Jean Viard : Vous savez, ça s’est construit lentement. Mais les châtelains avaient de grands châteaux et les paysans des petites maisons. Donc c’est un symbole de réussite et de puissance. Alors ce qui est vrai, c’est qu’en France, même au XIXᵉ siècle, et presque jusqu’à la guerre de 40, dans les milieux populaires, 65% des dépenses, c’est pour se nourrir. Et le but c’est de faire comme les aristos, c’est-à-dire d’arriver à manger de la viande, d’abord le dimanche, et puis après tous les jours. Et on voit souvent aujourd’hui, dans les milieux populaires, on a gardé cette idée que la viande, c’était la force.
Et ce n’est qu’après 1945 qu’on va, petit à petit, augmenter, continuer à augmenter les salaires, diminuer le prix de la nourriture et, effectivement, on va pouvoir manger une nourriture de meilleure qualité,et en même temps commencer à avoir des loisirs, un peu de culture, et au début du XXᵉ siècle, les vélos par exemple, c’était pour les riches, parce que les pauvres ne pouvaient pas se payer de bicyclette.
On a amélioré en qualité, notre vie, d’abord par la nourriture, après par le voyage, la culture, après par la télévision, etc. Mais, c’était sur un modèle où quand les élites avaient le lave-vaisselle, en gros, le “populaire”, si je peux me permettre de parler ainsi, disait : dans 5 ou dix ans, je l’aurai. C’était ça le modèle des Trente Glorieuses.
Et à quel moment justement on a vu arriver la consommation de masse. C’est vraiment après la Seconde guerre mondiale ?
Oui, la consommation de masse s’est vraiment développée après 1945. Quand on a fabriqué la 4CV en 1946, c’était relativement cher pour un travailleur normal. Alors qu’après, quand on a fait la R5, c’était six mois de salaire, et aujourd’hui on refait la R5 électrique, c’est 14 mois de salaire. On est revenu à un prix des choses qui coûtent plus cher.
La consommation de masse, c’est de l’après-guerre, parce qu’on a fait des usines, au fur et à mesure que les gens achetaient. Les prix ont baissé parce qu’on a fabriqué de plus en plus. C’est vrai pour les voitures, c’est vrai pour les vêtements, etc. Et puis parce qu’on a mondialisé les consommations, pour faire venir des choses de l’endroit où elles étaient le moins chères.
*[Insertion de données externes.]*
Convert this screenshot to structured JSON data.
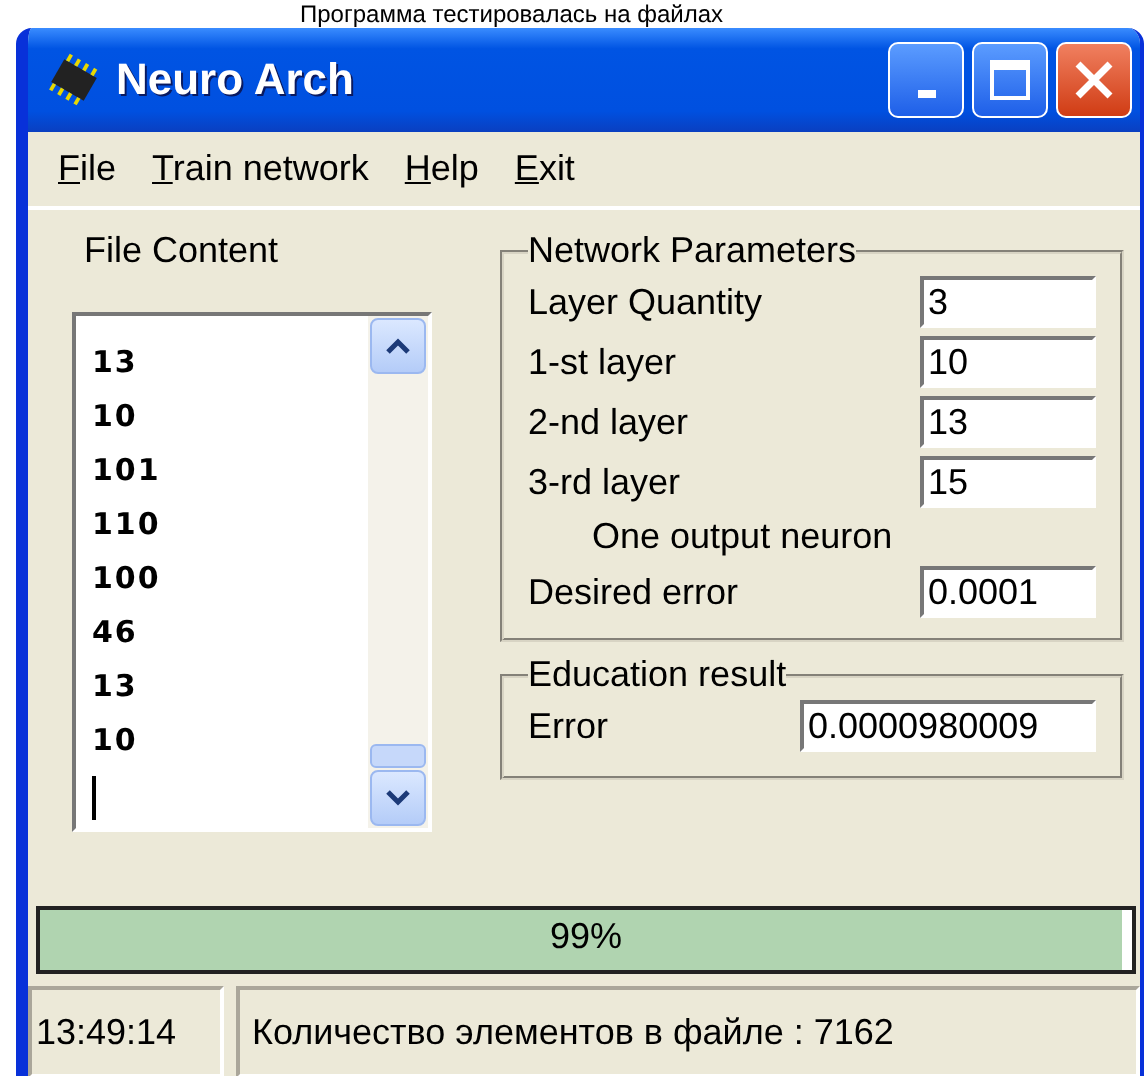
{
  "caption": "Программа тестировалась на файлах",
  "window": {
    "title": "Neuro Arch"
  },
  "menu": [
    {
      "label": "File"
    },
    {
      "label": "Train network"
    },
    {
      "label": "Help"
    },
    {
      "label": "Exit"
    }
  ],
  "file_content": {
    "label": "File Content",
    "lines": [
      "13",
      "10",
      "101",
      "110",
      "100",
      "46",
      "13",
      "10"
    ]
  },
  "network_parameters": {
    "title": "Network Parameters",
    "fields": [
      {
        "label": "Layer Quantity",
        "value": "3"
      },
      {
        "label": "1-st layer",
        "value": "10"
      },
      {
        "label": "2-nd layer",
        "value": "13"
      },
      {
        "label": "3-rd layer",
        "value": "15"
      }
    ],
    "note": "One output neuron",
    "desired_error": {
      "label": "Desired error",
      "value": "0.0001"
    }
  },
  "education_result": {
    "title": "Education result",
    "error": {
      "label": "Error",
      "value": "0.0000980009"
    }
  },
  "progress": {
    "level": 0.99,
    "text": "99%"
  },
  "status_bar": {
    "time": "13:49:14",
    "message": "Количество элементов в файле : 7162"
  }
}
Qu’est ce qui nous a fait basculer de la consommation de masse à la surconsommation dont on parle beaucoup aujourd’hui ?
La surconsommation, c’est un peu aussi une vision morale : surconsommation, par rapport à quoi ? Alors ouvrez votre penderie. Au moins la moitié des vêtements, vous ne vous en servez quasiment jamais, ou vous vous en êtes servi trois fois. Le fait que les produits aient baissé, et que la consommation soit devenue le symbole de la réussite sociale, il y a une dimension morale dans ce débat. Et puis le problème du discours sur la surconsommation, c’est l’idée que si on consommait moins, la société serait plus écologique, et donc la prédation sur la nature diminuerait.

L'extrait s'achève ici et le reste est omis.